De repente me miró a los ojos y preguntó:
—Mis padres, ¿están todavía en el pueblo? ¿Cómo se encuentran?
Dudé en responder.
—Dime la verdad —insistió, y pareció prepararse para oír noticias desagradables.
Era extraño, pensé, que sólo entonces se le hubiera ocurrido preguntar por sus padres. Quizá tenía presentimientos y no se atrevía a verlos confirmados. Fuera lo que fuese lo que pensara, había algo en ella que se me escapaba, un componente enigmático y misterioso que tenía que ver con su supervivencia a una simple matanza. Ella había recorrido la sutil línea que separa la vida de la muerte, ella, pensaba, había mirado más allá de aquella línea y había visto el mundo de los muertos. Aquella pregunta era más que un presentimiento; era la sugestión impresa en su ánimo por una visión.
—Tu madre murió —respondió Abisag—. De fiebres malignas. Poco después de que tú te fueses.
—¿Y mi padre?
—Tu padre vivía cuando volviste.
—Lo sé. Tuve la impresión de que estaba entre quienes tiraban piedras con los demás. Son los hombres los que se sienten deshonrados.

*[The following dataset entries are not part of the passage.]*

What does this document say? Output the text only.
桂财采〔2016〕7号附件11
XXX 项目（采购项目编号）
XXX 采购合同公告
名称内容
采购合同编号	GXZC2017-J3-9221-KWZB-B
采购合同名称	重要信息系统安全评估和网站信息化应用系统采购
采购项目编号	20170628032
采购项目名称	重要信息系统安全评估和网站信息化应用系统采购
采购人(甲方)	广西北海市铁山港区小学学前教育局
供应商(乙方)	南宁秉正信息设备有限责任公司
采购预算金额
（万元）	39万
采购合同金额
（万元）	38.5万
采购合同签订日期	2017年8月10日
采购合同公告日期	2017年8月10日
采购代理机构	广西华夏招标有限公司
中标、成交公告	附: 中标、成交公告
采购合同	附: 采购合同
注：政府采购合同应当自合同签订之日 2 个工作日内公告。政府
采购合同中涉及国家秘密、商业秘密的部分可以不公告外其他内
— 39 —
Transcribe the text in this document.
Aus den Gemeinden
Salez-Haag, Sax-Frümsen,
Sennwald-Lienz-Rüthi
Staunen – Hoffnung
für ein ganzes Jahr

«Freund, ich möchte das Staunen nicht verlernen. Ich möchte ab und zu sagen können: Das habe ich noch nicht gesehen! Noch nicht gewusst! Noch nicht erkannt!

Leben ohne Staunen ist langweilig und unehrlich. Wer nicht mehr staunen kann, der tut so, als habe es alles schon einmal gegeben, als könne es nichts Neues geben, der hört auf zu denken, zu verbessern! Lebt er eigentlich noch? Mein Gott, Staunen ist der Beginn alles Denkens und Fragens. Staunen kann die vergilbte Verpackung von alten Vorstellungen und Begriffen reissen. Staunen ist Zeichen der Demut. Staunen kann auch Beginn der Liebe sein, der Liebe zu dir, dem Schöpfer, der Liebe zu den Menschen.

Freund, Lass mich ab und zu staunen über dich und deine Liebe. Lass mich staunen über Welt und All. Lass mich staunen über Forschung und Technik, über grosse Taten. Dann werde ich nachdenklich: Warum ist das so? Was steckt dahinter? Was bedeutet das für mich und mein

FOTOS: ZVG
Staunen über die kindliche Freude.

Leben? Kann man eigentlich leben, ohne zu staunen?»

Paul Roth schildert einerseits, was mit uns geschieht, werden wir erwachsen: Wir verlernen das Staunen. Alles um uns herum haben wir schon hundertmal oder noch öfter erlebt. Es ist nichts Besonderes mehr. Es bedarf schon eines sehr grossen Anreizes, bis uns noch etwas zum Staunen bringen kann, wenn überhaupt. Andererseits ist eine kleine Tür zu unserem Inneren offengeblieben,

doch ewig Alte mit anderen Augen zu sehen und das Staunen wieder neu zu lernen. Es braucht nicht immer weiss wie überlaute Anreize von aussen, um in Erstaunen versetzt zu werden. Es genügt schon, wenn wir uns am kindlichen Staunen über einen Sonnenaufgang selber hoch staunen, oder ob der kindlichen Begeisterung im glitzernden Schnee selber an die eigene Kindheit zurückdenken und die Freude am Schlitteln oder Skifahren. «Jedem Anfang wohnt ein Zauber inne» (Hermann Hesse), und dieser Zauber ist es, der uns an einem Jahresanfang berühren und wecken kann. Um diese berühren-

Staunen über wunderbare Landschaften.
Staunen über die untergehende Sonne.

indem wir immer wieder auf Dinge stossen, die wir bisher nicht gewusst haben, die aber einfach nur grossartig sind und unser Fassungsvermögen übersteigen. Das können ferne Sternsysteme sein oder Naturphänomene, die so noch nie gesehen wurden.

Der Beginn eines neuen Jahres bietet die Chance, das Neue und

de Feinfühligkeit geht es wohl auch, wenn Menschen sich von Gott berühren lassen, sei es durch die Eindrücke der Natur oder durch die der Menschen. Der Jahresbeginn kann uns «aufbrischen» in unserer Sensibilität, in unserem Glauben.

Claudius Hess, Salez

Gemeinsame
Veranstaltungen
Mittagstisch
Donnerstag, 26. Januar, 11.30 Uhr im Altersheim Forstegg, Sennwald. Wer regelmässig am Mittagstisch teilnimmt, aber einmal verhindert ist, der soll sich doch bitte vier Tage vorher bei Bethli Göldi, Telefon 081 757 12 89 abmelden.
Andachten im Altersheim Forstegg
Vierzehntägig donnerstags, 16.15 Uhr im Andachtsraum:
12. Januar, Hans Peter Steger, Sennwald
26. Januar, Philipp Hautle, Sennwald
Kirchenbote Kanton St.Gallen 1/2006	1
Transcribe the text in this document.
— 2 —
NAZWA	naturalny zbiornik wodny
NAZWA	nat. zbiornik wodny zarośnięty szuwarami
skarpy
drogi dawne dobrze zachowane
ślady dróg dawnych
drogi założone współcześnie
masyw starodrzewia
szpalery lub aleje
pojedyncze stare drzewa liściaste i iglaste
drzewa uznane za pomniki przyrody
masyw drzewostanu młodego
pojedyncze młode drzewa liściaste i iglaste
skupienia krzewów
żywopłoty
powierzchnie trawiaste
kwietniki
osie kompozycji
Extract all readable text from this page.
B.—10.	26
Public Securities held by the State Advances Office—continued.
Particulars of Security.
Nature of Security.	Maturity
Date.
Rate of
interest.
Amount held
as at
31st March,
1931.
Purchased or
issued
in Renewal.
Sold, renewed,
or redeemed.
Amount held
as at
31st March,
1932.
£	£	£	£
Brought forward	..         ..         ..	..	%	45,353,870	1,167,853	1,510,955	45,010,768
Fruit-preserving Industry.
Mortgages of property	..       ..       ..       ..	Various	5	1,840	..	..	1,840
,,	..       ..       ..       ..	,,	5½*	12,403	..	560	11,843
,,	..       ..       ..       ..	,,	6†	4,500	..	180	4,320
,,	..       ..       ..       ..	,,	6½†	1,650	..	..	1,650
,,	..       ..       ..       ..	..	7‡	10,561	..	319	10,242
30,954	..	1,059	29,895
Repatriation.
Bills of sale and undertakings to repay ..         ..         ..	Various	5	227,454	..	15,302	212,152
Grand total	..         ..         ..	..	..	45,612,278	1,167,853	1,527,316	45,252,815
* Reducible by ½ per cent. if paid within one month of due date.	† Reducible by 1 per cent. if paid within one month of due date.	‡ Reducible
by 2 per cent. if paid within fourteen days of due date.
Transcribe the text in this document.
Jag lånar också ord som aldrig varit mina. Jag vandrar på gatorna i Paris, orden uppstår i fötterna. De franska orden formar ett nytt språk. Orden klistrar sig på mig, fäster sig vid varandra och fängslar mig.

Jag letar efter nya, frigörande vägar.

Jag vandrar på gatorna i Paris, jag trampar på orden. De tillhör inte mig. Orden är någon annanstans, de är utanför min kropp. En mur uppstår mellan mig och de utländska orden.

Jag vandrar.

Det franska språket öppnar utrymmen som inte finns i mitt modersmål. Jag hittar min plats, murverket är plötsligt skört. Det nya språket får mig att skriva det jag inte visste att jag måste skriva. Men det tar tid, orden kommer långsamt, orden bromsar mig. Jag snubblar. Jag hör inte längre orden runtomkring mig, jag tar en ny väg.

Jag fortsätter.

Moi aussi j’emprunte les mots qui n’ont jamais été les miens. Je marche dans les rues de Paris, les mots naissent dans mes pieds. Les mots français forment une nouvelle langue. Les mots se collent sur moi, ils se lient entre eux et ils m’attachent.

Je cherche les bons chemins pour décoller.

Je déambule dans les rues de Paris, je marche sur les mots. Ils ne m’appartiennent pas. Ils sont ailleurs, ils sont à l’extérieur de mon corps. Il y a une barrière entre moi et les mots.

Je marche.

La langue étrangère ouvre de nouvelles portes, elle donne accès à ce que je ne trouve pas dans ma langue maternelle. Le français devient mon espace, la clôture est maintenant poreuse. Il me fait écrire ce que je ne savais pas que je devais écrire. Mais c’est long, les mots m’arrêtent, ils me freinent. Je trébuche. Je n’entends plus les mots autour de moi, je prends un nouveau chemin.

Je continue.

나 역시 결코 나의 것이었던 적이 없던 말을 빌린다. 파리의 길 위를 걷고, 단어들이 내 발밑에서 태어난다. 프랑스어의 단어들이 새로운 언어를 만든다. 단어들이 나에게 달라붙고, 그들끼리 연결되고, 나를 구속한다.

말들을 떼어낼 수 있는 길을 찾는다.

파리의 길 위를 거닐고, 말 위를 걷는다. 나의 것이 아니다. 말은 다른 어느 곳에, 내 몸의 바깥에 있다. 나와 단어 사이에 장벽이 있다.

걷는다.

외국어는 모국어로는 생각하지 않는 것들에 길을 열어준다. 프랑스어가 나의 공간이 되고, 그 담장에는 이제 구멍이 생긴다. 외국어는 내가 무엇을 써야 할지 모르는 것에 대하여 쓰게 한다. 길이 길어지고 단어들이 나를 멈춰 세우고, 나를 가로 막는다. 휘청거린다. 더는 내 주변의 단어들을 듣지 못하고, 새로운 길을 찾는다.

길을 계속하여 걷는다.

—Murió la noche misma de tu lapidación —dije—. De muerte repentina.
Ante aquellas palabras el cuerpo de Abira se puso rígido, su mirada se tomó fija y vidriosa. Estoy segura de que detrás de su mirada opaca había visiones de los infiernos.
Abisag apoyó una mano sobre uno de sus hombros para hacerla volver a la realidad:
—Dijiste que tu aventura, tu fuga con el soldado, el paso del gran ejército por las Aldeas del Cinturón, todos estos acontecimientos tuvieron su origen en la historia de dos hermanos. Cuéntanos esa historia, Abira.
Se sacudió con un estremecimiento y se apretó el mantón en torno a los hombros:
—En otra ocasión —suspiró—. En otra ocasión.